Cabe destacar que el éxito de la plantación estuvo fuertemente ligado a una buena preparación del suelo, al uso de semillas con la mayor cantidad posible de yemas viables y a la probabilidad de riego o adecuado almacenaje de agua en el subsuelo.

Este aspecto fue primordial, ya que desde mayo a octubre del año pasado el aporte de agua de lluvia no alcanzó los 80 mm de registro pluviométrico, en la mayor parte del área cañera. Por ello, los productores cañeros definieron a 2009 como un año bastante seco.

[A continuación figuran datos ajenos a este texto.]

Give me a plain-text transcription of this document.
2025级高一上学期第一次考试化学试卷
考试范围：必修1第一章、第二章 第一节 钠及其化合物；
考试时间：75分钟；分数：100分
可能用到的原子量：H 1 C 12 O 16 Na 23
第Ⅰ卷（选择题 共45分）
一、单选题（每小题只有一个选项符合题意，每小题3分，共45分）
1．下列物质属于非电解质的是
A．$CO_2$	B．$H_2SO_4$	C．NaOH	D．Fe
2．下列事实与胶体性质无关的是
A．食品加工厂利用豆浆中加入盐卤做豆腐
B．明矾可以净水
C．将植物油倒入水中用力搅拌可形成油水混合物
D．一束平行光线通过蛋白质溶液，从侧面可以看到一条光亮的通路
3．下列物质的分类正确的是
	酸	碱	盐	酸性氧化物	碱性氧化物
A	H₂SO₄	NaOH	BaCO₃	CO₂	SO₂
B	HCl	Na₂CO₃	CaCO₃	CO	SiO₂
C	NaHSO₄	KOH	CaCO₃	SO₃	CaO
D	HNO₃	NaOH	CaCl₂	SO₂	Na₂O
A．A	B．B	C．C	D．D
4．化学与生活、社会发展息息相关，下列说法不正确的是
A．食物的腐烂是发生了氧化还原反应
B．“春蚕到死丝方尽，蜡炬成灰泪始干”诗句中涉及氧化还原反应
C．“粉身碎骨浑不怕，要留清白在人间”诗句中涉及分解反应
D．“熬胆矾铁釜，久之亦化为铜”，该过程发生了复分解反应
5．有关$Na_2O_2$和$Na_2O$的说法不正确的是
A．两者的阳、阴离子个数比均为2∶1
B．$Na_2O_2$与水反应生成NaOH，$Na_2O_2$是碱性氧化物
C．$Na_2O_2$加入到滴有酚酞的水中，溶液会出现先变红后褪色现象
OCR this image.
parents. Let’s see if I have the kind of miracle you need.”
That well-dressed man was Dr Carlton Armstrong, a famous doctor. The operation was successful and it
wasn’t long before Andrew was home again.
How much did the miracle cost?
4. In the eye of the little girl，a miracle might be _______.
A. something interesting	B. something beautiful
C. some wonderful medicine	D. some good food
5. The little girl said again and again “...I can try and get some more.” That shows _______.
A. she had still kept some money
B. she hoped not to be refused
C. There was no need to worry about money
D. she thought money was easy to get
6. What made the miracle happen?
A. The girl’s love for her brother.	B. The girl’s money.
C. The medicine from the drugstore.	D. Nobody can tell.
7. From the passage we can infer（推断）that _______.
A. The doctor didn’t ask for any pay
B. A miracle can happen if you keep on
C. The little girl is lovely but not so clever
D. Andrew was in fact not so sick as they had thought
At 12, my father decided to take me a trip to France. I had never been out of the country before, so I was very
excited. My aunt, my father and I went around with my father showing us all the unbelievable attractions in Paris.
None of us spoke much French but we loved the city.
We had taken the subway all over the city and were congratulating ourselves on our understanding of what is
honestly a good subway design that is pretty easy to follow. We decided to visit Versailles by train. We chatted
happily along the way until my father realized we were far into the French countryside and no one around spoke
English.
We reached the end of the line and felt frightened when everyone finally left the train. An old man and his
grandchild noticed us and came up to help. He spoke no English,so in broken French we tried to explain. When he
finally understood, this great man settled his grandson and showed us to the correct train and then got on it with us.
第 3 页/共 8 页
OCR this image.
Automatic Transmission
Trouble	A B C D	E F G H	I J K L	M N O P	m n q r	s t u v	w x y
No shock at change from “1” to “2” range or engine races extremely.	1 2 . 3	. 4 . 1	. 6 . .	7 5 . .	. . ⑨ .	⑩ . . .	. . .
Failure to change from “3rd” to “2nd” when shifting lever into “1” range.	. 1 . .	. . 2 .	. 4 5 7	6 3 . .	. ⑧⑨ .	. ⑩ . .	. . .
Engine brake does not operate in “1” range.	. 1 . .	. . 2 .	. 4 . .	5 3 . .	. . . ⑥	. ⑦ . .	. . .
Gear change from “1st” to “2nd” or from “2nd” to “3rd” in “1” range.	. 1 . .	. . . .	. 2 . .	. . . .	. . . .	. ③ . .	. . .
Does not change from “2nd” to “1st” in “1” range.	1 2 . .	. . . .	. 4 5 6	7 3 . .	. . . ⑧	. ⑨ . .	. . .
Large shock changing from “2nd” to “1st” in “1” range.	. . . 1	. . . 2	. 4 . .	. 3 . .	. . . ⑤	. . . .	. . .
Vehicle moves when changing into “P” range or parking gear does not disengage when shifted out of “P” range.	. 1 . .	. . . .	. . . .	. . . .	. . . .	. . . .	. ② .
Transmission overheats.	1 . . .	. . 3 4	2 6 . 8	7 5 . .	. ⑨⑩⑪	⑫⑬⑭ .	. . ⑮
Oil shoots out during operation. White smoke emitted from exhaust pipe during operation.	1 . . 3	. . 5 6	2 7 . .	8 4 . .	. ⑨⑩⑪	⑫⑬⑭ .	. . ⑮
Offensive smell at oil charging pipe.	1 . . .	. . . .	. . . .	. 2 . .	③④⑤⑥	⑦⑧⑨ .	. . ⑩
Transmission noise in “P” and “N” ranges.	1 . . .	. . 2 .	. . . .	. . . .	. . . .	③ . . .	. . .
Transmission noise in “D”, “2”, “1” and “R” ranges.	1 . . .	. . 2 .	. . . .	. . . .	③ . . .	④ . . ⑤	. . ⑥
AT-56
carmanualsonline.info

Por ello, los nacimientos de las nuevas plantaciones fueron bastante complicados, a partir de las características climáticas que se presentaron en Tucumán durante esa época.

Perfiles recargados
Desde principios de diciembre pasado, las lluvias en la provincia se destacaron por la regularidad y mayor volumen, lo que permitió una adecuada recarga del perfil hídrico para atender los requerimientos del cultivo.
Se espera, entonces, que se produzca una recuperación favorable de los lotes que fueron bien conducidos por los productores, que no tuvieron competencia de malezas que dañaran las plantaciones.
De esta manera, se pudieron realizar las fertilizaciones en tiempo y forma, lo que posibilita que los productores puedan trazar un panorama más optimista hacia el futuro, destacaron los especialistas en el tema consultados por LA GACETA Rural.